Recent figures provided in Edmunds data reviewing new and used vehicles through the first 3 quarters of the year showed increasing negative equity for both. Among trade-ins for new, a record 32% are under water with an average of $4,832 negative equity at the time of trade; used was also a record — 25% with an average of $3,635 negative equity.
This can certainly make closing a deal more difficult, but it is also obvious this submerged market is not afraid to trade, and is a continual source of traffic. Edmunds also reported that consumers are making longer term loans more standard with many dealers reporting a rise in 84 month contracts. Third quarter data shows that just over 30% of new vehicle contracts were between 73 to 84 months.
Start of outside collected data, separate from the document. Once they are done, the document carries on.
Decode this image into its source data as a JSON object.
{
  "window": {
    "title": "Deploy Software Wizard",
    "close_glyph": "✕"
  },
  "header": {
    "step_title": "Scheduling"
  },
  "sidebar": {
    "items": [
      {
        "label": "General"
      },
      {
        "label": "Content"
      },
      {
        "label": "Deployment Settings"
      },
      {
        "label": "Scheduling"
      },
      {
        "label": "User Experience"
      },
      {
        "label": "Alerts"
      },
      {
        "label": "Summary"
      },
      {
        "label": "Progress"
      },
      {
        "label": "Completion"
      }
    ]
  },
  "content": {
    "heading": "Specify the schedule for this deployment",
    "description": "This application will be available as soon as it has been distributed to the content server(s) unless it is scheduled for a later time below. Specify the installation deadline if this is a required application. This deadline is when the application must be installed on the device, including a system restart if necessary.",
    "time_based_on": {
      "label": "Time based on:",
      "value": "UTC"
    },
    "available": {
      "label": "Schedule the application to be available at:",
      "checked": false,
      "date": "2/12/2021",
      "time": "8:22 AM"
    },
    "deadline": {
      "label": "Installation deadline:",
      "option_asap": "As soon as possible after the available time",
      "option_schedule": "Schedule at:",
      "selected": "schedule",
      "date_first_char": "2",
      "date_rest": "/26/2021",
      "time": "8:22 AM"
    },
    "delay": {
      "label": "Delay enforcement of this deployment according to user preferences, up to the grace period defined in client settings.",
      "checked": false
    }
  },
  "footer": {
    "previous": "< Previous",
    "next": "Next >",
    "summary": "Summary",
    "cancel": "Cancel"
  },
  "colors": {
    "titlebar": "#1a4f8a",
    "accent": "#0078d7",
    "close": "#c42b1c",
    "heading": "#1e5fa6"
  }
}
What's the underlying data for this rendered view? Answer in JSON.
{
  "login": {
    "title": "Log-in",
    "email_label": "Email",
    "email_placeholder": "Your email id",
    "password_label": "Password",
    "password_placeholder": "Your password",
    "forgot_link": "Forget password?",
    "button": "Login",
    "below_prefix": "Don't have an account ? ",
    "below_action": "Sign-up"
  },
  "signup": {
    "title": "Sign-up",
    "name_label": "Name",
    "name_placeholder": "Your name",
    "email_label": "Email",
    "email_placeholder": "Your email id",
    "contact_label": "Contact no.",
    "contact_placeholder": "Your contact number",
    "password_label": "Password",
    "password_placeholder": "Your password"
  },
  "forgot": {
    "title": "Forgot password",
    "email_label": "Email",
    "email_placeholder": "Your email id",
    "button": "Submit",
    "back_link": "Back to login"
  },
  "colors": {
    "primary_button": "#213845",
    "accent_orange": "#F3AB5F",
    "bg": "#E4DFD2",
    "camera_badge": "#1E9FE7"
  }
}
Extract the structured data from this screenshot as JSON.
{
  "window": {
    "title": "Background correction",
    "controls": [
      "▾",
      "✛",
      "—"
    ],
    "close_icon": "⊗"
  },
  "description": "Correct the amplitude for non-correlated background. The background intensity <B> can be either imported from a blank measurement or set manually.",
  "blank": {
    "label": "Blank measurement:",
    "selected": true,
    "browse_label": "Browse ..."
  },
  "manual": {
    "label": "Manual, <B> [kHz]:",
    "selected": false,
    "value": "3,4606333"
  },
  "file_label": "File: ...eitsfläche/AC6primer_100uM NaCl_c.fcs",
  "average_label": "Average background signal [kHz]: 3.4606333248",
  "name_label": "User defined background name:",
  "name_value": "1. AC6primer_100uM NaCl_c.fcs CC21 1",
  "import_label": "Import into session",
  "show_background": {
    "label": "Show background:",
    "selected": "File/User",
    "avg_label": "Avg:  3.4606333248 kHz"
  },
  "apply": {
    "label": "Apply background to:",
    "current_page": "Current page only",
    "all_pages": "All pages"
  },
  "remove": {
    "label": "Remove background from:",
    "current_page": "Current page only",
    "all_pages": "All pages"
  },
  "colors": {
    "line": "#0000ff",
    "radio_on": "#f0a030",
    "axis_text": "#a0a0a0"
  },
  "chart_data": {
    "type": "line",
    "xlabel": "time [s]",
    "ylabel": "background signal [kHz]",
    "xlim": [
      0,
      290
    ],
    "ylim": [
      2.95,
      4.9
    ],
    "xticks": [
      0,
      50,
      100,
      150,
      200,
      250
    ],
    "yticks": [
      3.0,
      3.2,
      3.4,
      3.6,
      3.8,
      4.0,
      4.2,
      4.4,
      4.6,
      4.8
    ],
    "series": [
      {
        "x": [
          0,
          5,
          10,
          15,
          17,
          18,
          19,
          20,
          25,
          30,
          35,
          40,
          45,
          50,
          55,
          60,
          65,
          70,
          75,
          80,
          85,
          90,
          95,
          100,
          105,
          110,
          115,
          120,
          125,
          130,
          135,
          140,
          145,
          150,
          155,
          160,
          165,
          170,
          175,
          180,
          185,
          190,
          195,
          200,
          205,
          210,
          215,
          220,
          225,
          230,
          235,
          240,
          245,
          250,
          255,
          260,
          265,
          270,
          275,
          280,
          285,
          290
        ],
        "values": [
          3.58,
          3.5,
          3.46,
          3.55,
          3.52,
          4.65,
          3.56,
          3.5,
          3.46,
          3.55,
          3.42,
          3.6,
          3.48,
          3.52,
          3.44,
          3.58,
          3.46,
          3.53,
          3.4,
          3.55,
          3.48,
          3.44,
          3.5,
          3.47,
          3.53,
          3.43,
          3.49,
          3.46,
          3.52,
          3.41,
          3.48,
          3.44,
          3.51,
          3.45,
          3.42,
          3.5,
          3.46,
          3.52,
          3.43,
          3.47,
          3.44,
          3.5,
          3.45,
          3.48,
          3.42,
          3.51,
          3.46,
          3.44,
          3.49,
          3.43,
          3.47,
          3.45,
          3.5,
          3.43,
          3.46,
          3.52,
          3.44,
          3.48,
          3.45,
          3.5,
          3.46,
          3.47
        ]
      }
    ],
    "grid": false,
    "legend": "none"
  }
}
I recently overheard a conversation of a couple sitting at a closing table in a dealership after the sales associate had gone to talk to a manager. They were whispering about how good it felt to not have a car payment. They were debating the necessity of a new car and the payment it would bring. Clearly this mindset is in the minority as the rise of negative equity and longer term contracts are becoming more prevalent among today’s buyers.
As traffic picks up in the second half of December, it is an excellent practice to inform your sales teams of these trends for both new and used. The good teams with powerful finance units are able to turn negatives into positives, and with anticipated increased traffic ahead the opportunity is there to close more shoppers.